おすすめは「遅くとも60歳くらいで始める」です。平均寿命は男性81.41歳・女性87.45歳ですが、健康寿命は男性72.68歳・女性75.38歳だからです。(2019年時点)
後期高齢者となる75歳は「切実感のある区切り」としてはいいのですが、すでに体力や判断力が衰えており、スムーズに生前整理を進められない可能性もあります。生前整理には気力も体力も必要なので、健康なうちに始めましょう。
<5位 子どもの進学・独立>
・子どもが成人したとき(30代 男性)
・子どもたちが独立して、今後のライフプランを考えだすタイミングが良いと思います(30代 女性)
・我が子が独立したら、少しずつ家の片付けからしていきます(40代 女性)
子どもが進学したり一人暮らしを始めたりするタイミングも、生前整理のきっかけになります。子どもが独立すると、荷物が減ったり夫婦二人で老後について話しやすくなったりするためです。
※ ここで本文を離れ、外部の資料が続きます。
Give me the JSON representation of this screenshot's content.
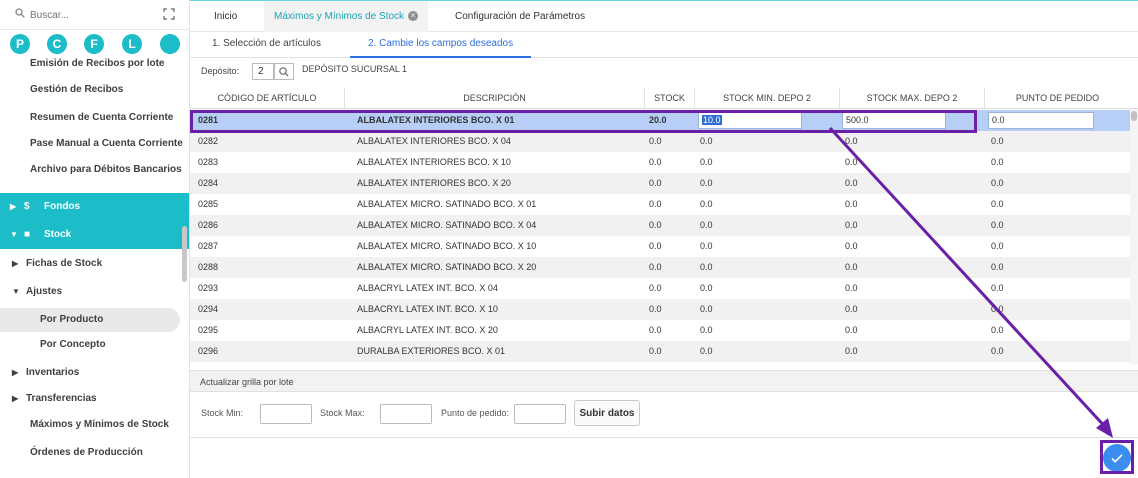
{
  "sidebar": {
    "search_placeholder": "Buscar...",
    "circles": [
      "P",
      "C",
      "F",
      "L",
      ""
    ],
    "items": [
      {
        "label": "Emisión de Recibos por lote"
      },
      {
        "label": "Gestión de Recibos"
      },
      {
        "label": "Resumen de Cuenta Corriente"
      },
      {
        "label": "Pase Manual a Cuenta Corriente"
      },
      {
        "label": "Archivo para Débitos Bancarios"
      },
      {
        "label": "Fondos"
      },
      {
        "label": "Stock"
      },
      {
        "label": "Fichas de Stock"
      },
      {
        "label": "Ajustes"
      },
      {
        "label": "Por Producto"
      },
      {
        "label": "Por Concepto"
      },
      {
        "label": "Inventarios"
      },
      {
        "label": "Transferencias"
      },
      {
        "label": "Máximos y Mínimos de Stock"
      },
      {
        "label": "Órdenes de Producción"
      }
    ]
  },
  "tabs": [
    {
      "label": "Inicio"
    },
    {
      "label": "Máximos y Mínimos de Stock"
    },
    {
      "label": "Configuración de Parámetros"
    }
  ],
  "subtabs": [
    {
      "label": "1. Selección de artículos"
    },
    {
      "label": "2. Cambie los campos deseados"
    }
  ],
  "deposito": {
    "label": "Depósito:",
    "code": "2",
    "name": "DEPÓSITO SUCURSAL 1"
  },
  "grid": {
    "columns": [
      "CÓDIGO DE ARTÍCULO",
      "DESCRIPCIÓN",
      "STOCK",
      "STOCK MIN. DEPO 2",
      "STOCK MAX. DEPO 2",
      "PUNTO DE PEDIDO"
    ],
    "rows": [
      {
        "code": "0281",
        "desc": "ALBALATEX INTERIORES BCO. X 01",
        "stock": "20.0",
        "min": "10.0",
        "max": "500.0",
        "pp": "0.0"
      },
      {
        "code": "0282",
        "desc": "ALBALATEX INTERIORES BCO. X 04",
        "stock": "0.0",
        "min": "0.0",
        "max": "0.0",
        "pp": "0.0"
      },
      {
        "code": "0283",
        "desc": "ALBALATEX INTERIORES BCO. X 10",
        "stock": "0.0",
        "min": "0.0",
        "max": "0.0",
        "pp": "0.0"
      },
      {
        "code": "0284",
        "desc": "ALBALATEX INTERIORES BCO. X 20",
        "stock": "0.0",
        "min": "0.0",
        "max": "0.0",
        "pp": "0.0"
      },
      {
        "code": "0285",
        "desc": "ALBALATEX MICRO. SATINADO BCO. X 01",
        "stock": "0.0",
        "min": "0.0",
        "max": "0.0",
        "pp": "0.0"
      },
      {
        "code": "0286",
        "desc": "ALBALATEX MICRO. SATINADO BCO. X 04",
        "stock": "0.0",
        "min": "0.0",
        "max": "0.0",
        "pp": "0.0"
      },
      {
        "code": "0287",
        "desc": "ALBALATEX MICRO. SATINADO BCO. X 10",
        "stock": "0.0",
        "min": "0.0",
        "max": "0.0",
        "pp": "0.0"
      },
      {
        "code": "0288",
        "desc": "ALBALATEX MICRO. SATINADO BCO. X 20",
        "stock": "0.0",
        "min": "0.0",
        "max": "0.0",
        "pp": "0.0"
      },
      {
        "code": "0293",
        "desc": "ALBACRYL LATEX INT. BCO. X 04",
        "stock": "0.0",
        "min": "0.0",
        "max": "0.0",
        "pp": "0.0"
      },
      {
        "code": "0294",
        "desc": "ALBACRYL LATEX INT. BCO. X 10",
        "stock": "0.0",
        "min": "0.0",
        "max": "0.0",
        "pp": "0.0"
      },
      {
        "code": "0295",
        "desc": "ALBACRYL LATEX INT. BCO. X 20",
        "stock": "0.0",
        "min": "0.0",
        "max": "0.0",
        "pp": "0.0"
      },
      {
        "code": "0296",
        "desc": "DURALBA EXTERIORES BCO. X 01",
        "stock": "0.0",
        "min": "0.0",
        "max": "0.0",
        "pp": "0.0"
      }
    ]
  },
  "batch": {
    "title": "Actualizar grilla por lote",
    "min_label": "Stock Min:",
    "max_label": "Stock Max:",
    "pp_label": "Punto de pedido:",
    "button": "Subir datos"
  },
  "confirm": {
    "icon": "check-icon"
  },
  "colors": {
    "teal": "#1cbcc9",
    "selected_row": "#b7cff6",
    "annotation": "#6a1fa8",
    "accent_blue": "#2e6ee0"
  }
}
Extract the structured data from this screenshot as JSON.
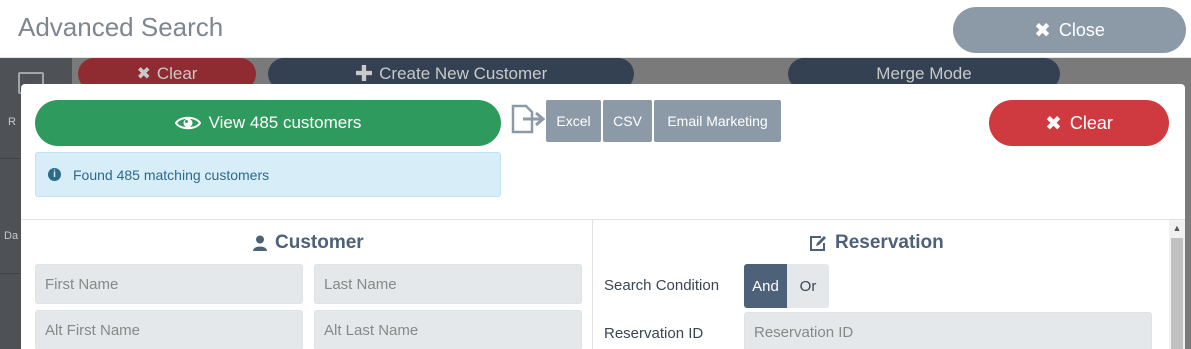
{
  "modal": {
    "title": "Advanced Search",
    "close_label": "Close"
  },
  "background": {
    "buttons": {
      "clear": "Clear",
      "create": "Create New Customer",
      "merge": "Merge Mode"
    },
    "sidebar_labels": [
      "R",
      "Da"
    ]
  },
  "actions": {
    "view_label": "View 485 customers",
    "export": {
      "excel": "Excel",
      "csv": "CSV",
      "email": "Email Marketing"
    },
    "clear_label": "Clear"
  },
  "info": {
    "message": "Found 485 matching customers"
  },
  "customer": {
    "title": "Customer",
    "fields": {
      "first_name_placeholder": "First Name",
      "last_name_placeholder": "Last Name",
      "alt_first_name_placeholder": "Alt First Name",
      "alt_last_name_placeholder": "Alt Last Name"
    }
  },
  "reservation": {
    "title": "Reservation",
    "search_condition_label": "Search Condition",
    "condition_and": "And",
    "condition_or": "Or",
    "selected_condition": "And",
    "reservation_id_label": "Reservation ID",
    "reservation_id_placeholder": "Reservation ID"
  },
  "colors": {
    "view_green": "#2f9a5d",
    "clear_red": "#cf3a40",
    "close_grey": "#8c9aa8",
    "section_blue": "#4d6179",
    "info_bg": "#d7edf7"
  },
  "icons": {
    "close": "x-icon",
    "view": "eye-icon",
    "export": "export-file-icon",
    "info": "info-circle-icon",
    "customer": "user-icon",
    "reservation": "edit-icon"
  }
}
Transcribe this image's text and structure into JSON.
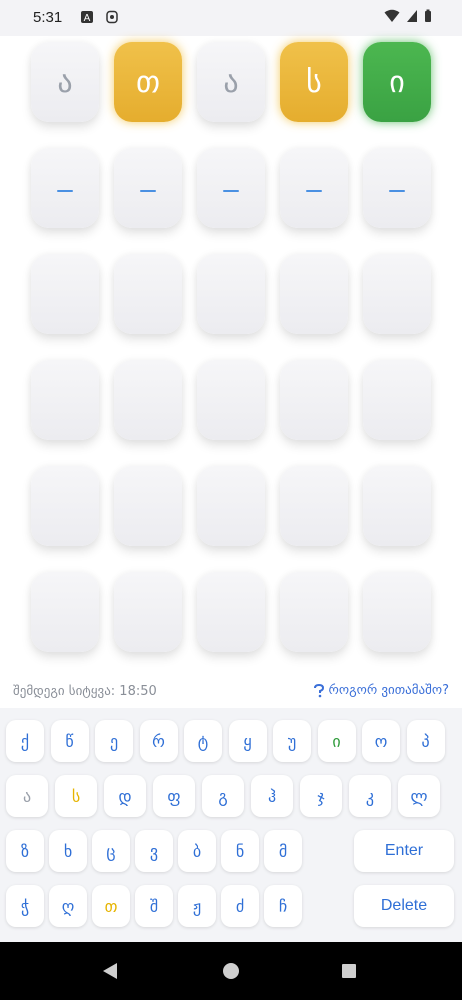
{
  "status_bar": {
    "time": "5:31"
  },
  "board": {
    "rows": [
      [
        {
          "letter": "ა",
          "state": "absent"
        },
        {
          "letter": "თ",
          "state": "present"
        },
        {
          "letter": "ა",
          "state": "absent"
        },
        {
          "letter": "ს",
          "state": "present"
        },
        {
          "letter": "ი",
          "state": "correct"
        }
      ],
      [
        {
          "letter": "",
          "state": "active"
        },
        {
          "letter": "",
          "state": "active"
        },
        {
          "letter": "",
          "state": "active"
        },
        {
          "letter": "",
          "state": "active"
        },
        {
          "letter": "",
          "state": "active"
        }
      ],
      [
        {
          "letter": "",
          "state": "empty"
        },
        {
          "letter": "",
          "state": "empty"
        },
        {
          "letter": "",
          "state": "empty"
        },
        {
          "letter": "",
          "state": "empty"
        },
        {
          "letter": "",
          "state": "empty"
        }
      ],
      [
        {
          "letter": "",
          "state": "empty"
        },
        {
          "letter": "",
          "state": "empty"
        },
        {
          "letter": "",
          "state": "empty"
        },
        {
          "letter": "",
          "state": "empty"
        },
        {
          "letter": "",
          "state": "empty"
        }
      ],
      [
        {
          "letter": "",
          "state": "empty"
        },
        {
          "letter": "",
          "state": "empty"
        },
        {
          "letter": "",
          "state": "empty"
        },
        {
          "letter": "",
          "state": "empty"
        },
        {
          "letter": "",
          "state": "empty"
        }
      ],
      [
        {
          "letter": "",
          "state": "empty"
        },
        {
          "letter": "",
          "state": "empty"
        },
        {
          "letter": "",
          "state": "empty"
        },
        {
          "letter": "",
          "state": "empty"
        },
        {
          "letter": "",
          "state": "empty"
        }
      ]
    ]
  },
  "info": {
    "next_word_label": "შემდეგი სიტყვა: 18:50",
    "help_label": "როგორ ვითამაშო?"
  },
  "keyboard": {
    "rows": [
      [
        {
          "key": "ქ",
          "state": "unused"
        },
        {
          "key": "წ",
          "state": "unused"
        },
        {
          "key": "ე",
          "state": "unused"
        },
        {
          "key": "რ",
          "state": "unused"
        },
        {
          "key": "ტ",
          "state": "unused"
        },
        {
          "key": "ყ",
          "state": "unused"
        },
        {
          "key": "უ",
          "state": "unused"
        },
        {
          "key": "ი",
          "state": "correct"
        },
        {
          "key": "ო",
          "state": "unused"
        },
        {
          "key": "პ",
          "state": "unused"
        }
      ],
      [
        {
          "key": "ა",
          "state": "absent"
        },
        {
          "key": "ს",
          "state": "present"
        },
        {
          "key": "დ",
          "state": "unused"
        },
        {
          "key": "ფ",
          "state": "unused"
        },
        {
          "key": "გ",
          "state": "unused"
        },
        {
          "key": "ჰ",
          "state": "unused"
        },
        {
          "key": "ჯ",
          "state": "unused"
        },
        {
          "key": "კ",
          "state": "unused"
        },
        {
          "key": "ლ",
          "state": "unused"
        }
      ],
      [
        {
          "key": "ზ",
          "state": "unused"
        },
        {
          "key": "ხ",
          "state": "unused"
        },
        {
          "key": "ც",
          "state": "unused"
        },
        {
          "key": "ვ",
          "state": "unused"
        },
        {
          "key": "ბ",
          "state": "unused"
        },
        {
          "key": "ნ",
          "state": "unused"
        },
        {
          "key": "მ",
          "state": "unused"
        },
        {
          "key": "Enter",
          "state": "action"
        }
      ],
      [
        {
          "key": "ჭ",
          "state": "unused"
        },
        {
          "key": "ღ",
          "state": "unused"
        },
        {
          "key": "თ",
          "state": "present"
        },
        {
          "key": "შ",
          "state": "unused"
        },
        {
          "key": "ჟ",
          "state": "unused"
        },
        {
          "key": "ძ",
          "state": "unused"
        },
        {
          "key": "ჩ",
          "state": "unused"
        },
        {
          "key": "Delete",
          "state": "action"
        }
      ]
    ]
  },
  "colors": {
    "present": "#e6b400",
    "correct": "#3aa243",
    "key_text": "#2f6fd6",
    "absent": "#9aa0aa"
  }
}
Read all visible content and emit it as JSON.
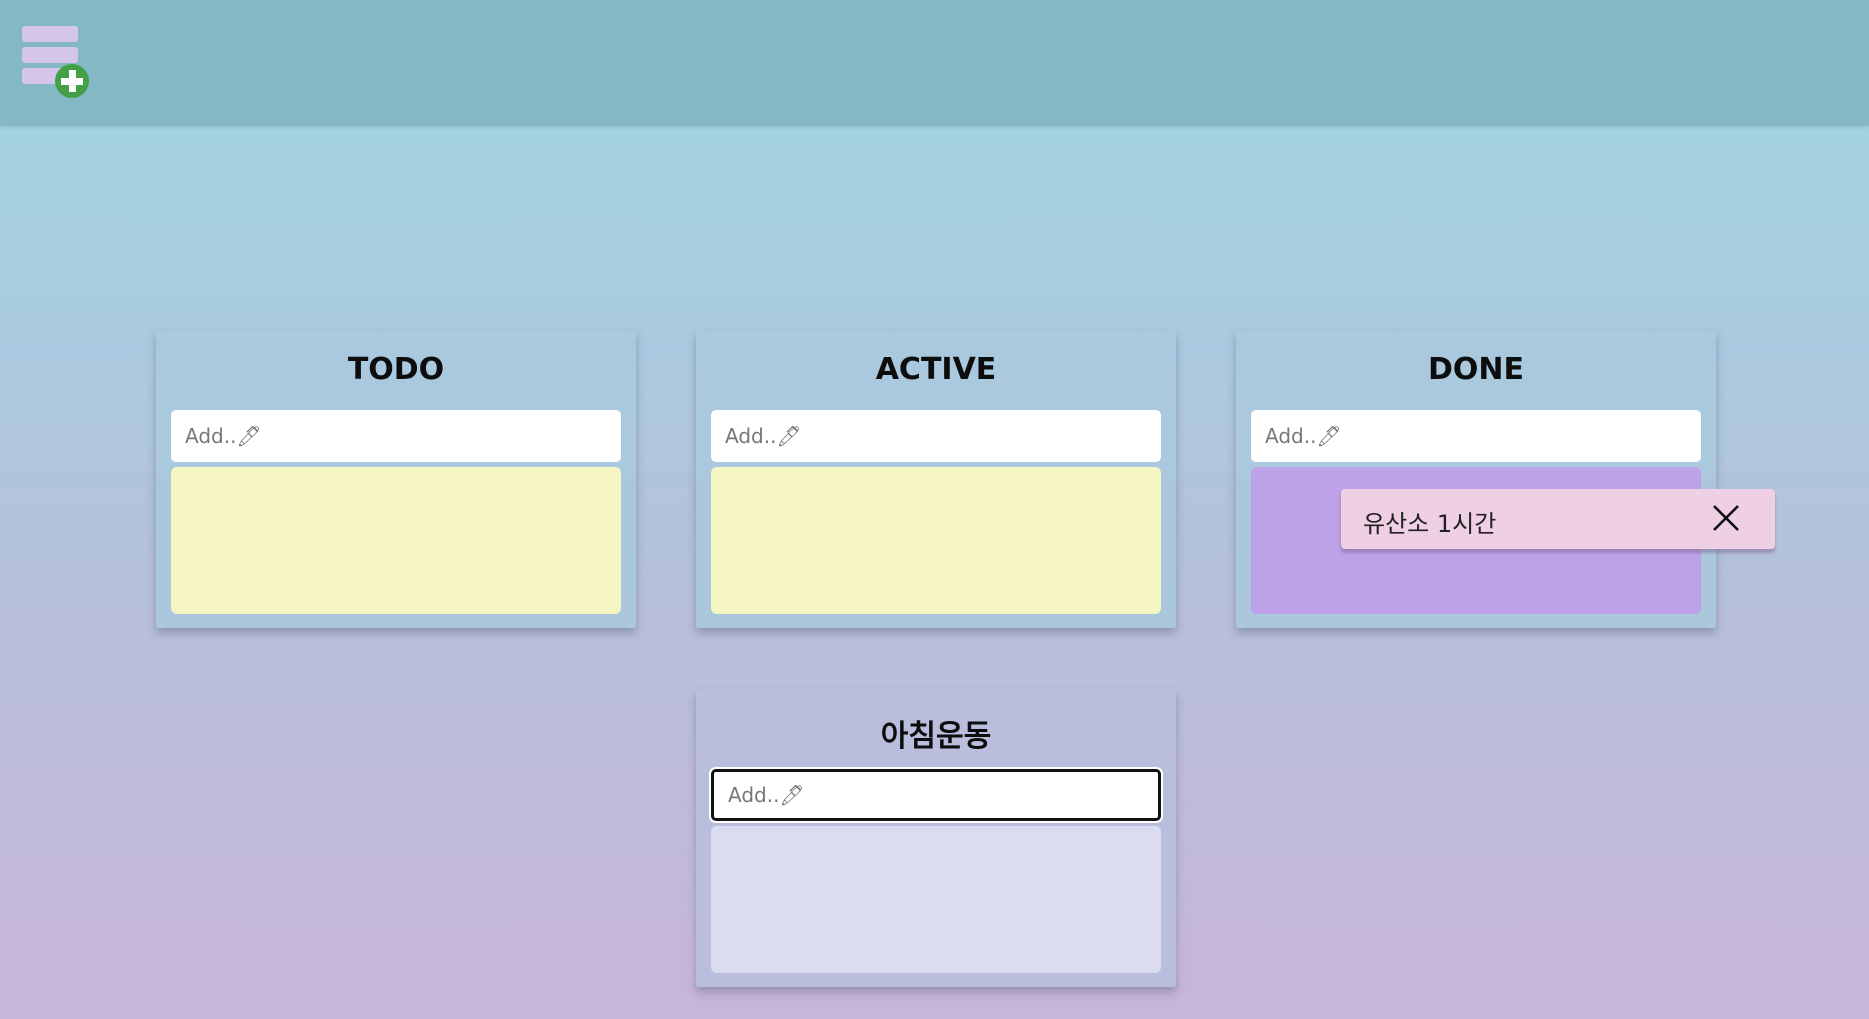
{
  "header": {
    "add_board_icon": "add-list-icon",
    "add_board_plus_color": "#43a047",
    "add_board_bars_color": "#d5c5ea"
  },
  "boards": [
    {
      "title": "TODO",
      "input_placeholder": "Add..🖊",
      "dropzone_color": "#f5f6c3"
    },
    {
      "title": "ACTIVE",
      "input_placeholder": "Add..🖊",
      "dropzone_color": "#f5f6c3"
    },
    {
      "title": "DONE",
      "input_placeholder": "Add..🖊",
      "dropzone_color": "#bda2ea"
    },
    {
      "title": "아침운동",
      "input_placeholder": "Add..🖊",
      "dropzone_color": "#dcdcf0"
    }
  ],
  "dragging_task": {
    "text": "유산소 1시간",
    "delete_icon": "close-icon",
    "card_color": "#efcfe3"
  }
}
教育費の支払いが終わるタイミングなら、保険や銀行口座の整理もしやすいのではないでしょうか。
生前整理をするメリットは「家族に迷惑をかけずにすむ」
「生前整理をすることにどのようなメリットを感じるか」を聞いたところ、ダントツは「家族に迷惑をかけずにすむ(401人)」で、全体の8割以上を占めました。自分の都合というよりも、家族のためを思って生前整理する人が多いとわかります。
「生前整理したし、家族に大きな迷惑をかけることはないだろう」と思えると、自分の気持ちもラクになるでしょう。
・亡くなってから大変な思いをするのは遺族なので、少しでも負担を減らすためにやっておくべき。生前整理は、家族に対する思いやりだと思います(50代 女性)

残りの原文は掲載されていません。